Association analysis with SNP

0

Entering edit mode

2.8 years ago

cwwong13 ▴ 40

These are purely statistical/ analysis/ theoretical method questions. I am now conducting a gene/ variant association study between a gene(G) and disease as well as SNP (S) and disease.

I wonder:

It is common to see the variation of association beta among the SNPs within the same gene?

This is to say, for a gene (G), there are let's say 100 missense/ putative loss of function (pLOF) variants. The direction of association between each of these variants is not the same. i.e. some are positively associated with the disease while some are negatively associated with D.

Is it common to see the p-value of these SNPs also varies a lot?

Similar to the first question, some of the SNPs are "significantly" associated (p <0.05). But in my case, there are only 9/299 SNPs that are significant. I would like to know if this is common, given that they are all found in the same gene. If this is common to see, how are we going to interpret the variation in the phenotype if the gene is "mutated". I know we may try to blame some of the variants may be gain of function while some are loss of function. I would like to know are there any journal articles that I can cite to support this claim.

In my case, all the significant SNPs are positively associated with the disease. Is it legitimate to conclude that having missense/ pLOF mutation in this gene is positively associated with the disease?

I know the above conclusion is highly possible to be flawed. I wonder is there a better way to summarize the results from SNPs to gene-level results? I know I probably can claim a specific SNP is associated with the disease. However, as I mentioned above, this seems cannot be generalizable to the gene level, because many other SNPs are not significantly associated with the disease.

Is there a way to objectively (and legitimately) filter the SNPs to be included in the analysis?

Firstly, maybe I would like to ask if that is a necessity to filter (in a proper and formal data analysis). However, given the heterogeneity I mentioned above, I would like to know how to perform such a filtering step (if that is legitimate). For SNP arrays, I know that we should probably filter out those extremely rare variants due to inaccurate variant calling. I wonder whether whole exome/ genome sequencing also requires such a step.

Thanks in advance!

association WGS GWAS SNP WES • 642 views

ADD COMMENT • link updated 2.8 years ago by Collin ▴ 1000 • written 2.8 years ago by cwwong13 ▴ 40

score 0 · Answer 1 · 2021-07-18

Most of your questions revolve around an entire scientific field of variant interpretation. Using a monolithic term such as "mutated gene" belies the inherent complexity of variant interpretation. The impact of a specific variant on protein function lies on a spectrum. You might want to read some of the saturation mutagenesis papers where they functionally assess all possible variants within a protein (e.g. PMIDS: 30209399 and 29706350). That being said, loss-of-function variants across a protein are generally considerably more common than gain-of-function variants.
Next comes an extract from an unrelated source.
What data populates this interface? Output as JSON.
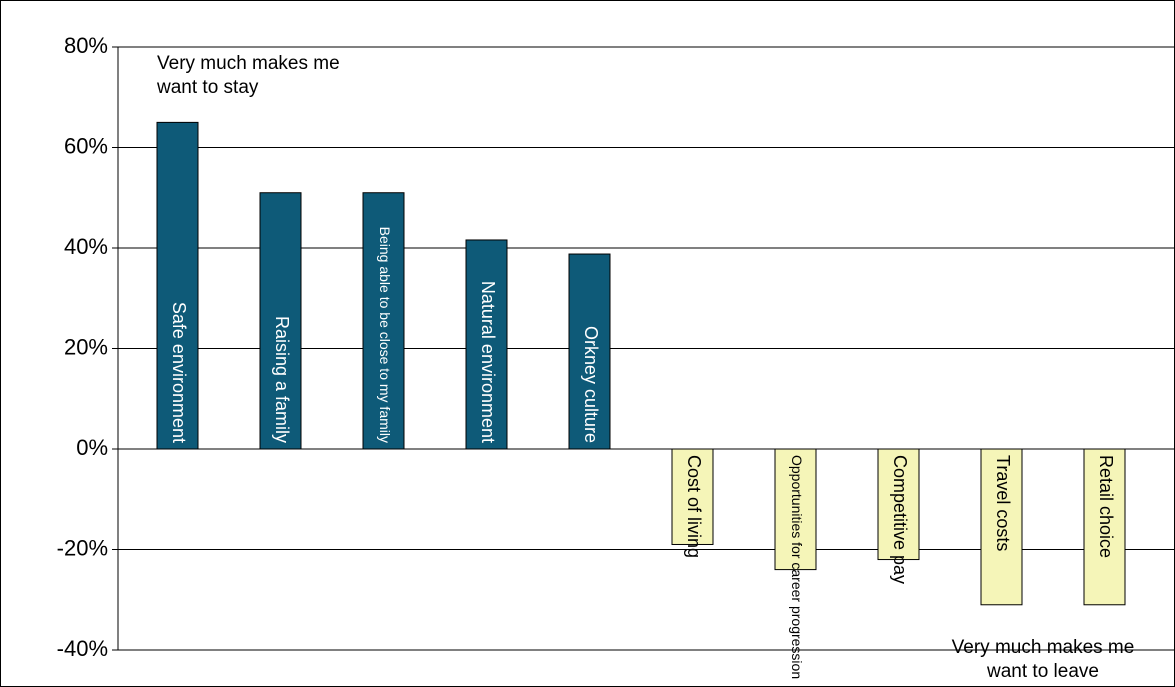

Q: It is common to see the variation of association beta among the SNPs within the same gene?

A: I assume you are talking about protein-coding variants. While most pLOF variants may have a similar large impact on protein function (except caveats related to being near the c-terminus, etc.), missense variants can have profoundly different impacts ranging from virtually no impact to highly pathogenic. If the missense variant is truly causal, then the beta should reflect a combination of two factors: the degree of functional impact on the protein and the relevance of the protein for the disease. I've previously noted for somatic mutations in cancer that the frequency of particular oncogenic variants in PTEN is directly related to the extent those variants reduce phosphatase activity (i.e. functional impact, PMID: 31202631, Fig 5). Thus, I would find it more odd if all the variants had the same beta.
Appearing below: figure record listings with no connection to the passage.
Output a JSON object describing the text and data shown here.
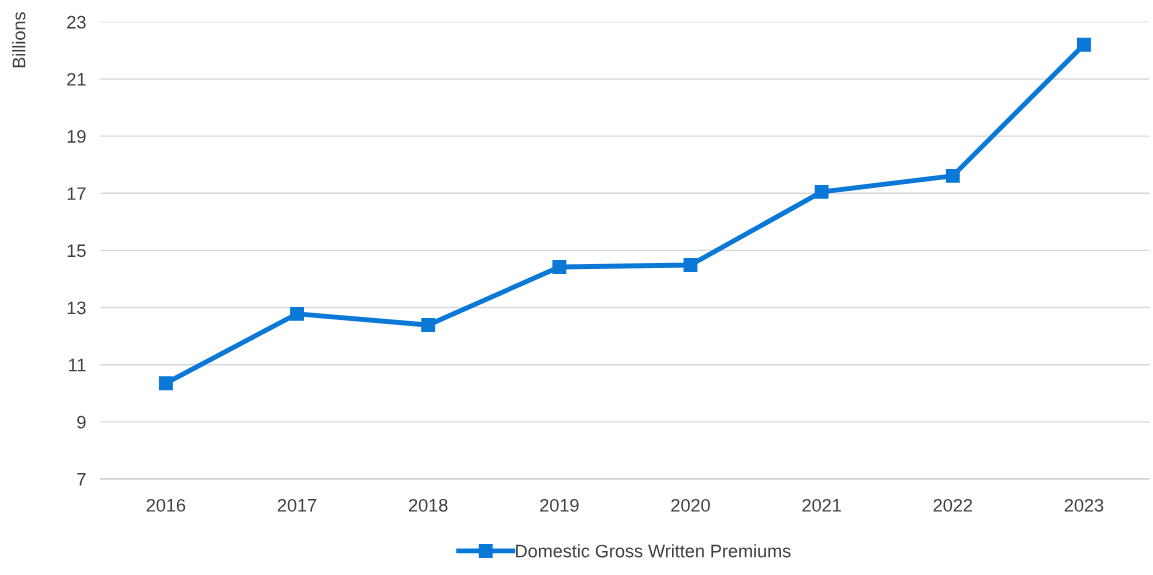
{
  "chart_data": {
    "type": "line",
    "ylabel": "Billions",
    "categories": [
      "2016",
      "2017",
      "2018",
      "2019",
      "2020",
      "2021",
      "2022",
      "2023"
    ],
    "series": [
      {
        "name": "Domestic Gross Written Premiums",
        "color": "#0a78d6",
        "values": [
          10.35,
          12.78,
          12.39,
          14.42,
          14.49,
          17.05,
          17.61,
          22.2
        ]
      }
    ],
    "ylim": [
      7,
      23
    ],
    "yticks": [
      7,
      9,
      11,
      13,
      15,
      17,
      19,
      21,
      23
    ],
    "grid": "y",
    "legend": "bottom",
    "marker": "square",
    "line_style": "solid"
  }
}
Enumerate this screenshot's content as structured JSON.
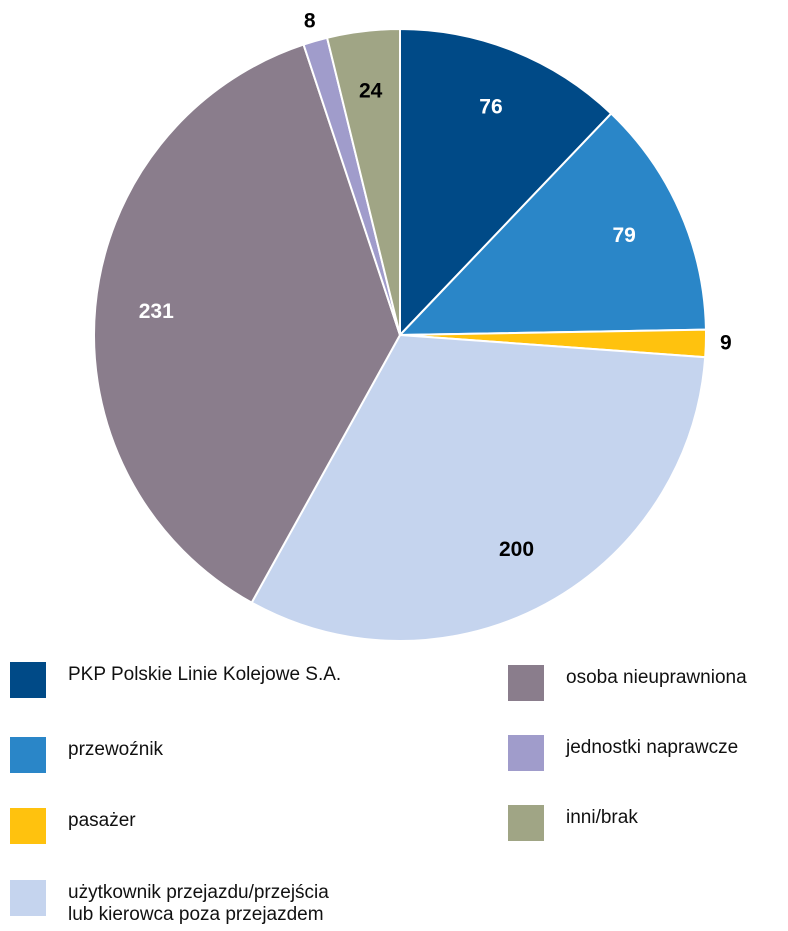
{
  "chart_data": {
    "type": "pie",
    "series": [
      {
        "name": "PKP Polskie Linie Kolejowe S.A.",
        "color": "#004a87",
        "values": [
          76
        ]
      },
      {
        "name": "przewoźnik",
        "color": "#2a86c8",
        "values": [
          79
        ]
      },
      {
        "name": "pasażer",
        "color": "#ffc20e",
        "values": [
          9
        ]
      },
      {
        "name": "użytkownik przejazdu/przejścia\nlub kierowca poza przejazdem",
        "color": "#c5d4ee",
        "values": [
          200
        ]
      },
      {
        "name": "osoba nieuprawniona",
        "color": "#8a7d8c",
        "values": [
          231
        ]
      },
      {
        "name": "jednostki naprawcze",
        "color": "#a09ccb",
        "values": [
          8
        ]
      },
      {
        "name": "inni/brak",
        "color": "#a0a585",
        "values": [
          24
        ]
      }
    ]
  }
}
Q: Is it common to see the p-value of these SNPs also varies a lot?

A: P-values are impacted by allele frequency of the SNP that you are looking at, which in turn could reflect chance historical/demographic effects. Imagine you study SNP A in population X with an allele frequency of 0.02, you may get a very low p-value, e.g. p=1e-20. But a second population Y may only have an allele frequency of 0.00001, which could result in the same SNP A being not significant. Differences in allele frequencies between populations is, in part, why people do GWAS, etc. in diverse populations.

Q: Is there a way to objectively (and legitimately) filter the SNPs to be included in the analysis?
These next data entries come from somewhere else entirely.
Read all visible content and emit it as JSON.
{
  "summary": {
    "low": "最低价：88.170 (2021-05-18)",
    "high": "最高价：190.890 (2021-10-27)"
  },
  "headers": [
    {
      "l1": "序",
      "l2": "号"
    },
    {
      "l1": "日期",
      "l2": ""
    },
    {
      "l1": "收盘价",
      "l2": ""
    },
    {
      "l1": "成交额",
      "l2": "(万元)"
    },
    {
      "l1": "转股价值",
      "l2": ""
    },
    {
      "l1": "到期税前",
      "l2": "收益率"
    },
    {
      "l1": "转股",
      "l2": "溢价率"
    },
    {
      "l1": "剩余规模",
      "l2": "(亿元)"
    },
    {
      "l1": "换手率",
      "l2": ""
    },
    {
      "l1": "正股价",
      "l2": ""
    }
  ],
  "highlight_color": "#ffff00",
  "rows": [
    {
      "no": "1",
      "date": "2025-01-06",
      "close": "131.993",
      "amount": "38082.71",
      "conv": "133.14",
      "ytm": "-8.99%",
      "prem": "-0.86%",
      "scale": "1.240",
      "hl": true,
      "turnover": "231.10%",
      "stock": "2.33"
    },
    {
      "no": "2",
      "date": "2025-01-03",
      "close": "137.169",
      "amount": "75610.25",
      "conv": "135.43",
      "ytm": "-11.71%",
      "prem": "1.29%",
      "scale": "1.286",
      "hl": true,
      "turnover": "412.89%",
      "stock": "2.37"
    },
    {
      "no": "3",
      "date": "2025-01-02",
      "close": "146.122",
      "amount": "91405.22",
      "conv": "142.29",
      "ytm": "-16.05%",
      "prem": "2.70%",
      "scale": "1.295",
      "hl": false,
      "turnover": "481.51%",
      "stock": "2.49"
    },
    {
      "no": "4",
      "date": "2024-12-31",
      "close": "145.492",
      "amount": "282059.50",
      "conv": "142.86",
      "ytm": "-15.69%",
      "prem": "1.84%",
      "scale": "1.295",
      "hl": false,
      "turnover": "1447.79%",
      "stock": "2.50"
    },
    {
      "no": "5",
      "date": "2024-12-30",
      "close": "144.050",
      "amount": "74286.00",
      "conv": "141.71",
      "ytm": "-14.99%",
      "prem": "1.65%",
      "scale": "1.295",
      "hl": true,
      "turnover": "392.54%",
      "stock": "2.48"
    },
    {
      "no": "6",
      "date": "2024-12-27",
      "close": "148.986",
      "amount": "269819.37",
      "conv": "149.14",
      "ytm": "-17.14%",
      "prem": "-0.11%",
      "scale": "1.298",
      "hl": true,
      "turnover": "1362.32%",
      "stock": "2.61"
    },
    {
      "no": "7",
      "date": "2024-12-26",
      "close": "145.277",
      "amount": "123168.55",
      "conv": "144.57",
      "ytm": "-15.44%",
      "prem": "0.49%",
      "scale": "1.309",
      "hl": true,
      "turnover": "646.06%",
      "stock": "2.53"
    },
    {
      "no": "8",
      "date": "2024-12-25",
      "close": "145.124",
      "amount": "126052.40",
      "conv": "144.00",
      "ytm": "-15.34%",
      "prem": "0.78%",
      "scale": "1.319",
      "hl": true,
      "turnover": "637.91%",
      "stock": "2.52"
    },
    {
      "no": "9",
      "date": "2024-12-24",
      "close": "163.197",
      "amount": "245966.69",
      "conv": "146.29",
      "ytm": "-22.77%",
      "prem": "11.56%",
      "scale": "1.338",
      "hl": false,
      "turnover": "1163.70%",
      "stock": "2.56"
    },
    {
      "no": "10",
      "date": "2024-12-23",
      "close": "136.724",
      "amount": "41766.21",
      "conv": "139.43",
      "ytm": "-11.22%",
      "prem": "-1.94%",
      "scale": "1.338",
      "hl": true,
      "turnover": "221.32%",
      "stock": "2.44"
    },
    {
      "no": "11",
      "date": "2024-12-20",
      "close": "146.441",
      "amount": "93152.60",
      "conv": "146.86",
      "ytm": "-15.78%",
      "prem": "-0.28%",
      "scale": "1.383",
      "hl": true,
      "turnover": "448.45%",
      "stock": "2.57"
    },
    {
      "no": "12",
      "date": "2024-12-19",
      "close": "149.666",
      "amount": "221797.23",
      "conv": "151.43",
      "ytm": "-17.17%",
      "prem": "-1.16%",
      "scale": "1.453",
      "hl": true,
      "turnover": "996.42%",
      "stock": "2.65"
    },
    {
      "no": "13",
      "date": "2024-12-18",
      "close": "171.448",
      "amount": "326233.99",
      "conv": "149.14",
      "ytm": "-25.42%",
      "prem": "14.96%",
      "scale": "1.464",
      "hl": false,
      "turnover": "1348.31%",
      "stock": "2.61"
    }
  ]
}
A: Yes, the most common way is to use machine learning (ML) models to trained to predict either "pathogenic" or "functionally damaging" variants. Conceptually, one could filter by thresholding the score from such ML methods, or use the score directly as a continuous variable that weighs the likelihood of functional impact. If you are concerned about "objectivity", then you should look at benchmarking studies for these methods and use appropriately (e.g. Cancer: PMID 32079540).